Springdale Cemetery was a passenger rail station on the New Canaan Branch of the New York, New Haven, and Hartford Railroad and later the Penn Central. Located in Darien, Connecticut, near the border with Stamford, the station opened in 1898 to service the St. Johns Cemetery in the Springdale neighborhood. A decline in station ridership that had begun in the early 1900s culminated in the station being closed and merged with the nearby Springdale stop in 1972.

==History==
Springdale Cemetery station first opened in 1898. It served St. Johns Cemetery, of St. Johns Catholic Church in Stamford, and was primarily used by funeral attendees. In some cases, the bodies of the deceased passed through the station as well. Traffic to the station began to decline after the Stamford Street Railroad was extended to Camp Avenue.

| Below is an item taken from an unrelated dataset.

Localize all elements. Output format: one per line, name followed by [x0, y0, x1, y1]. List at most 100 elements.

By the 1960s, all station structures were removed, and service took place at a small patch of ballast at the Camp Avenue grade crossing. On August 20, 1969, two trains collided at the Hoyt Street crossing just north of the station. Four people were killed and forty more were injured. On July 17, 1972, the station was closed and merged with the Springdale station located 0.5 mi to the south.

==Station layout==
The station, which was unique for being the only station in Connecticut located inside of a cemetery, originally consisted of one low-level side platform and a large shed-like depot that was later reduced. In the station's later days, it consisted of only a flag stop signal located at the ballast patch on Camp Avenue. The New Canaan Branch had one track at this location.